Anyone who has ever flown commercially has seen or heard the mandatory safety briefing before takeoff, which always includes something like the following announcement:
In the unlikely event of a sudden loss of cabin pressure, oxygen masks will drop down from the overhead panel. Reach up, pull the tube to its fullest extent, and place the mask over your nose and mouth. Pull the straps to adjust. Oxygen is flowing even if the bag does not inflate. Be sure to secure your own mask before helping someone else.
“Be sure to secure your own mask before helping someone else.” There’s a good reason for that warning. At high altitude, the air is very, very thin. When an aircraft loses cabin pressure, oxygen becomes scarce. Unless a person gets on oxygen quickly, hypoxia sets in, often with tragic consequences. Hence, the warning: if we try to help someone else before securing our own mask, we’re liable to pass out. Unless we put our mask on first, we won’t be much good to anyone else.
The airline safety briefing offers a cautionary tale to all ministers and leaders: we have to secure our own masks first! Unless we take care of ourselves, we won’t be able to take care of others or lead the organizations that demand our best. If we don’t secure our masks first, we’ll suffocate.
Here are a few ways we can keep the oxygen flowing.
We can avoid suffocating from the demands and pressures of our work by developing the habit of taking a Sabbath. One version of The Ten Commandments links Sabbath observance to Israel’s experience of bondage in Egypt. In that light, Sabbath observance aligns us with the fundamental rhythm of work and rest that’s at the very heart of being human. We run the risk diminishing ourselves if we succumb to the temptation of being “on” 24/7. Consequently, we develop a false assumption about ourselves; namely, that we are indispensable and nothing can happen without us. When we take time out and come to a full stop, we awaken to the humbling awareness that the world can run very well without our efforts. That’s healthy! Coming to a full stop prevents us from hyperventilating. Coming to a full stop allows us to breathe and breathe deeply.
We can keep the oxygen flowing if we learn to strike a balance between the things that drain and the things that energize. Every role we assume frequently asks us to tend to things that don’t necessarily give us an adrenaline rush. We don’t always get to work out of our strengths and best skill sets. For example, conceptual and social people will lose consciousness when forced to spend most of their time reviewing endless spreadsheets or tending to minutiae. Those who prefer structure and analysis will glaze over with brainstorming if there’s no solution in sight. These examples are overdrawn but they make the point well: unless we intentionally create some balance between the things that drain us and the things that energize us, we will find ourselves gasping for air.
Finally, play! Do something fun. Engage in an activity that takes your mind off your work and your responsibilities.

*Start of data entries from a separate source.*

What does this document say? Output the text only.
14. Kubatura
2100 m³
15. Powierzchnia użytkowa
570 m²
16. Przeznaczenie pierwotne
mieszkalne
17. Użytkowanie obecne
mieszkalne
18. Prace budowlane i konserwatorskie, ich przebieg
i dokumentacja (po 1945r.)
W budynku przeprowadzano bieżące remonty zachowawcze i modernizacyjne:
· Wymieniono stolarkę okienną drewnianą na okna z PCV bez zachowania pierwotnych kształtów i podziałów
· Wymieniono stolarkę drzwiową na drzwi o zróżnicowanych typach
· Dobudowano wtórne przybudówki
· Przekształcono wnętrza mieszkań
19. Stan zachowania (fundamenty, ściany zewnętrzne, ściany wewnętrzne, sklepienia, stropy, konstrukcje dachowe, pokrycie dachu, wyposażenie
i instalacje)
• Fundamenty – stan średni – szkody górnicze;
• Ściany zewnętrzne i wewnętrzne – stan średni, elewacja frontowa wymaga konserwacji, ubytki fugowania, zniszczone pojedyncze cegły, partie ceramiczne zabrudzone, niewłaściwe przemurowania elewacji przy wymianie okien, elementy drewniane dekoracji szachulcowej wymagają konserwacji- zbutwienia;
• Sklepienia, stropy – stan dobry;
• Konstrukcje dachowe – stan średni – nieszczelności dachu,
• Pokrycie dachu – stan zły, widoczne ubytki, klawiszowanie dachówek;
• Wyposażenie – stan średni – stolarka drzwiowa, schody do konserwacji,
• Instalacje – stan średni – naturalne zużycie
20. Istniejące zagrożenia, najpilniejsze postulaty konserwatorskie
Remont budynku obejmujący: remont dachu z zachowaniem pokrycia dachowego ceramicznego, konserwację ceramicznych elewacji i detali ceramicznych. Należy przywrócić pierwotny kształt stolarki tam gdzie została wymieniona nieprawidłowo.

Get lost crafting a piece of furniture in the shop. Play a round of golf. Get engrossed in a good book. Break the routine by taking in a movie. Have dinner with good friends. Take dancing lessons. Watch something on TV that makes you laugh so hard you cry! All these things refresh and renew the spirit. Playing lifts the weight off the chest, and our work becomes less labored.
Before jumping into a situation where the air is thin and the demands will be great, secure your mask first. Taking care of ourselves first is the only way we can successfully care for others.